Mesajı Okuyun
Old 01-03-2008, 19:37   #6
Av. Hatun Olguner

 
Varsayılan

Asceplion'a tamamen katılıyorum.Ceza hukukunun ve yargılamasının tek amacı maddi gerçeğe ulaşmaktır.Bu itibarla gerek mahkemenin,gerekse tarafların ve avukatlarının amaçları ve çabaları maddi gerçeği aramaya ve bulmaya yönelik olmakta..Bunun dışındaki çabalar zaten fayda vermemektedir.Maddi gerçeği saptırmaya yönelik çabalar olsa bile, Mahkemeler,delilleri serbestçe takdir ederek oluşa ve yaşamın mutad akışına uygun yorumu yapmakta ve buna uygun kabullerde bulunmaktadır.

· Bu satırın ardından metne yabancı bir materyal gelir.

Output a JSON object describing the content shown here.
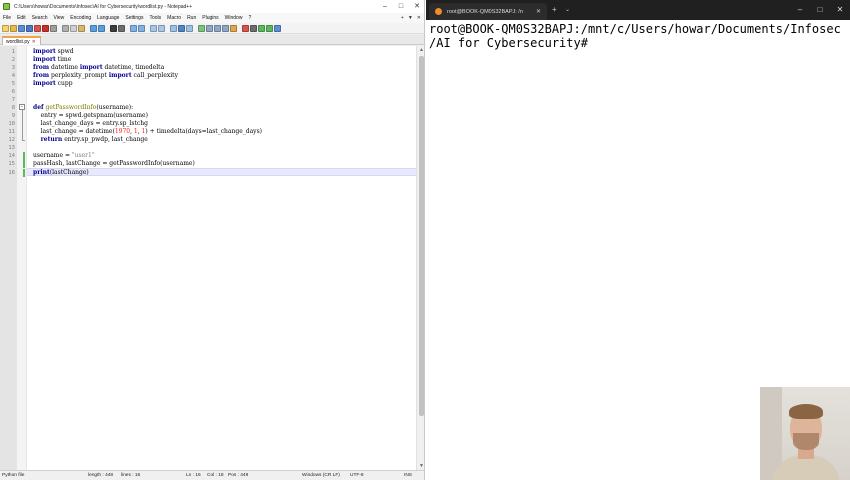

Soruya konu olayda,sanığın gerçekten evinden çıkan bir erkeği görmüş olması halinde,lehine haksız tahrik hükümleri uygulanacaktır. Eğer bu kuşku tamamen hayal mahsülü ise,bu kez,yapılması gereken,bu kıskançlık duygusunun ruhsal hastalık boyutunda olup olmadığı ve eylemi bu marazi duygunun etkisi ile işleyip işlemediği,giderek cezai ehliyetini genel olarak veya olay anı itibariyle kaldırıp kaldırmayacağına dair bir tartışmanın ve araştırmanın,ruh sağlığı ile ilgili tam teşekküllü bir resmi kurumdan konu ile ilgili tıbbi raporun alınması suretiyle araştırılmasını talep etmektir.Bu yönde bir araştırma yapılmasının talep edilmesi halinde mahkeme büyük ihtimalle bu yöndeki talebi kabul edecek ve konuyu araştıracaktır.

Olayın yaralama vasfına dönüşmesine etken olabilecek hukuki ölçü,sanığın eylemine devam etme imkanı varken devam etmemesi ve bir mani olmadığı halde eylemi kendi isteği ile yarıda kesmiş olmasıdır.

Ayrıca olaydan sonra karısını hastaneye götürmek,çevreden yardım istemek,ambulans çağırmak vb yollarla etkin pişmanlıkta bulunmuş ise,etkin pişmanlık hükümlerine göre adam öldürmeye teşebbüs suçundan yargılanmayacak,ancak eylemin tamam olan kısmı itibariyle yaralamadan hüküm giyecektir.

Eğer etkin pişmanlık gösteren hareketleri yoksa bu kez olayın adam öldürmeye teşebbüs vasfında görülmesi büyük ihtimal dahilinde olacaktır. Şöyle ki : Hedef seçilen bölgenin baş gibi hayati bölge oluşu,darbelerin sayısı,yaranın hayati tehlike doğurmuş olması,ağırlığı,tedavi süresi vb etkenler ve ölçüler karşısında olayda ve sanıkta öldürmeye teşebbüs kastını kabul etmek büyük olasılıktadır.

Benzer olayların tamamında Yargıtay,son uygulama ve içtihatlarında öldürmeye teşebbüs vasfı görmüş ve eski uygulamada yaralama vasfını kabule yeter gördüğü ölçüleri yeni TCK uygulamasında öldürmeye teşebbüs nitelemesine ölçü kabul ederek yorumunu katılaştırmıştır. Ancak etkin pişmanlık varsa,öldürmeye teşebbüs yerine yaralamadan hüküm kurulması gerektiğine de aynı istikrar ile bakış ve uygulama geliştirmiştir.